Éric Côté, photographe de rue et réalisateur caméraman à TQS, a voulu éviter tout voyeurisme. Plutôt que de mettre l’accent sur la pauvreté, le regard du photographe montre davantage le partage, l’entraide, l’humanisme de l’action de Gilles Kègle. Le reportage de photographies prises en 2004 et 2005 n’a en effet, et fort heureusement, rien de sensationnaliste. Le résultat est sobre, l’approche, sensible, et le résultat, subtil. Éric Côté possède une certaine expérience. Il a photographié la ville de Québec et son activité urbaine depuis plus de 10 ans, toujours avec le même souci d’y mettre l’humain à l’avant-plan. En passant de la rue à l’espace privé, le photographe n’a pas eu peur de se rapprocher de ses sujets.

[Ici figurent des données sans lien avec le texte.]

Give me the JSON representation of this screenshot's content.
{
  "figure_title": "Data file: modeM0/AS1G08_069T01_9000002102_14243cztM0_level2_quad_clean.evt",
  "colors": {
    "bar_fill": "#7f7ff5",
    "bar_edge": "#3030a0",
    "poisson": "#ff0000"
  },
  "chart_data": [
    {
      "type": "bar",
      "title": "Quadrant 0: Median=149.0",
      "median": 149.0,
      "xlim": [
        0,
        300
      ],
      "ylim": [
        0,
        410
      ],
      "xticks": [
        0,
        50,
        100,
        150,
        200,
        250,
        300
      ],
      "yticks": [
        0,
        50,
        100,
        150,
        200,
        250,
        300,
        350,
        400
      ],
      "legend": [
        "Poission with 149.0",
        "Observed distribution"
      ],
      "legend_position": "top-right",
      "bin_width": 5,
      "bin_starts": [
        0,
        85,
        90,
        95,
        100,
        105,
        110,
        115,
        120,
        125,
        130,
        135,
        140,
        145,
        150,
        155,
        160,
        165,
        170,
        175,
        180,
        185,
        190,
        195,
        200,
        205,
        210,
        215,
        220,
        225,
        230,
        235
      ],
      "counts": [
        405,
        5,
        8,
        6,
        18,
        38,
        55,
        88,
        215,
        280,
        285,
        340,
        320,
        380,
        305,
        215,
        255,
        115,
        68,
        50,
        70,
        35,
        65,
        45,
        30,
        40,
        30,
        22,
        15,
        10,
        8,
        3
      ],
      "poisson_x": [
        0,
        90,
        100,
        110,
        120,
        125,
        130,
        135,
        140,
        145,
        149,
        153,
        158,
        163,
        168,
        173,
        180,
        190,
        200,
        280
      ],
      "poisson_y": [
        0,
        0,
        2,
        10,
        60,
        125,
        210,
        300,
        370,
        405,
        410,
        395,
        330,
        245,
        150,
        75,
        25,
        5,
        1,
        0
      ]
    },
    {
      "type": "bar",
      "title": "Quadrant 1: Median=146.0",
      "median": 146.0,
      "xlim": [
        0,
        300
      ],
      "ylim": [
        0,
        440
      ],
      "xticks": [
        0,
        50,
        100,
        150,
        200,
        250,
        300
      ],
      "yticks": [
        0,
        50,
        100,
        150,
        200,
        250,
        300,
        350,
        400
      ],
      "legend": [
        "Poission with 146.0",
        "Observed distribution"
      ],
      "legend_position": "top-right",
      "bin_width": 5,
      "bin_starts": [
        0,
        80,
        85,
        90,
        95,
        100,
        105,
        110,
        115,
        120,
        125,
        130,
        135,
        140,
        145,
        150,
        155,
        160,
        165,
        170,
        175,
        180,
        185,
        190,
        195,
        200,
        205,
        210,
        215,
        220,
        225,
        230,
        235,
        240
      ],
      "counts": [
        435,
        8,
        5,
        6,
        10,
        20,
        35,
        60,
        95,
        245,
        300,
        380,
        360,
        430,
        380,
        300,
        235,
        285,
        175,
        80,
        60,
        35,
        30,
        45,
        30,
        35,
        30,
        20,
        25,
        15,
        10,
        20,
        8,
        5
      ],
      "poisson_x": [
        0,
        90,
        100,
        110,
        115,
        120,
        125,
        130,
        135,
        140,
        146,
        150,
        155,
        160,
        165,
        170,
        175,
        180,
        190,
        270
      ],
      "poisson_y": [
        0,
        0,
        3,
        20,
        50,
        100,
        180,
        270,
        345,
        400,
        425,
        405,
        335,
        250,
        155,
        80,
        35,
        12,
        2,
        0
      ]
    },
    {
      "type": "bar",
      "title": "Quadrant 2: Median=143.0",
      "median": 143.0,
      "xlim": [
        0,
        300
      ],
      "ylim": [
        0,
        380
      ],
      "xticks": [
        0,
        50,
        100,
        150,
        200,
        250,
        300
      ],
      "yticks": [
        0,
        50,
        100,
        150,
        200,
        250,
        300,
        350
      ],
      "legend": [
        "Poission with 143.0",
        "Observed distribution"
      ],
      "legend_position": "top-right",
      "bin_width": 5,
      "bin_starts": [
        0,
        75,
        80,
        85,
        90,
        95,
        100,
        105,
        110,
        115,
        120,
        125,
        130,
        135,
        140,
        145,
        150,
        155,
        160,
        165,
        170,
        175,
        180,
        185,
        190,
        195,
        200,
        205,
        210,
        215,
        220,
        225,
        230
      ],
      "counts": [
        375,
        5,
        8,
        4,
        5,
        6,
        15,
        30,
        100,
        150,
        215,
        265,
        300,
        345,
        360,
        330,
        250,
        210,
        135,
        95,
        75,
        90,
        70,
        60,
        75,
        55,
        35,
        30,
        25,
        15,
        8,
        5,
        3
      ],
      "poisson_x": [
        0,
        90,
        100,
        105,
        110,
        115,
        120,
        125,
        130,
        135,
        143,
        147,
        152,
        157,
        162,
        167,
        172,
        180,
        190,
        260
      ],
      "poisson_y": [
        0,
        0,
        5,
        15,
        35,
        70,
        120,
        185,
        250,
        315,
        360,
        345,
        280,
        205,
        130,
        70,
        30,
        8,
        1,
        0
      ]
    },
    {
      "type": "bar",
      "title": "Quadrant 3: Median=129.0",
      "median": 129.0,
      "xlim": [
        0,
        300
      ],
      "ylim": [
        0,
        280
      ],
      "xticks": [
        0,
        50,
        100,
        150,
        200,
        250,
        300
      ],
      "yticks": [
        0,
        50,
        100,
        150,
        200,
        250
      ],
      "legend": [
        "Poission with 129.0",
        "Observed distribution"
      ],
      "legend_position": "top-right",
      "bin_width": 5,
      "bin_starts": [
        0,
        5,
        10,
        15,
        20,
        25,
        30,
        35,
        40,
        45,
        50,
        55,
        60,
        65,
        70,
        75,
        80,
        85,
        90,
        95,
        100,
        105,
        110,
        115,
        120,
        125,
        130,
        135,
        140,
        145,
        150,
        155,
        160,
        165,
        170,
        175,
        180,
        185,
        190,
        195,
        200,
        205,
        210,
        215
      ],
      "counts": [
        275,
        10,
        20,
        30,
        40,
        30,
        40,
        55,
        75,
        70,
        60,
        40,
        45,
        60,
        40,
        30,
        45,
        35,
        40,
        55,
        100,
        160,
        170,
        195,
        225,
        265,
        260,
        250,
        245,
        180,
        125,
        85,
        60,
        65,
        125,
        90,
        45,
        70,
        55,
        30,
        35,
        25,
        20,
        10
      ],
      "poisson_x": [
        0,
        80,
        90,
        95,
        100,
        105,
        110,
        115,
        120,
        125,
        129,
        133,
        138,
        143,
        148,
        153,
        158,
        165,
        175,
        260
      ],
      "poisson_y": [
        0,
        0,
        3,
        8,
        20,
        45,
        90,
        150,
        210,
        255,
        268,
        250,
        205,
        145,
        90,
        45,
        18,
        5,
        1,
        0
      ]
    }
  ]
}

Au Québec, la photographie documentaire a connu ses belles heures dans les années 70 avec les Gabor Szilasi, Clara Gutsche et Michel Campeau. Elle était socialement engagée. "Aujourd’hui, comme l’explique fort à propos Éric Côté, la photographie documentaire est plus contemplative. Ce sont souvent des portraits. De grands formats." Ce que propose Éric Côté est cependant plus classique. De l’impression à la présentation, des prises de vue aux tirages. C’est plutôt conventionnel. Mais c’est un parti pris de photographe. Ces photographies s’effaçant presque devant leurs sujets, elles se font modestes et discrètes. Elles ne crient pas haut et fort leur existence. On pourrait dire que cela les rapproche du sujet dont elles parlent. Elles sont engagées par la force des choses.

Il va sans dire, on est ici à mille lieues d’un cliché du Château Frontenac. Le sujet est essentiel, urgent et fondamental. Il s’agit de la vie, de la mort, de la condition humaine. Ces photographies ont aussi une autre qualité. Celle d’être sans prétention aucune, si ce n’est d’être au service d’une cause des plus nobles. "Des gens crèvent seuls dans leurs logements en bas de la falaise!" scandent ces images, scande le photographe. Parce qu’elles sont présentées au cœur de Saint-Roch, parce qu’elles montrent ce qui se passe à l’ombre des beaux bâtiments qui se construisent, cette exposition prend l’allure d’un événement. L’inauguration a lieu le jeudi 16 juin chez Rouje à compter de 17 h.

Jusqu’au 3 juillet
À la Galerie Rouje

Voir calendrier Arts visuels

ooo

BLOC-NOTES

Philanthropie sur Grande Allée

Le musée de la Grande Allée a récemment acquis La Tour, un bronze de Riopelle. La sculpture de 1969-1970 fait partie d’un ensemble, La Joute, dont le déplacement récent de l’est de Montréal au centre-ville de la métropole a suscité tout un débat. La Tour (une édition de 1974) s’ajoute à d’autres éléments de La JouteLe Hibou, Le Chien et L’Ours – que possédait déjà le Musée national des beaux-arts. Le parc de sculptures du Musée, qui comprend un peu plus de 15 œuvres, portera désormais le nom des enfants de Pierre Lassonde, mécène principal de cette dernière acquisition: Julie et Christian Lassonde.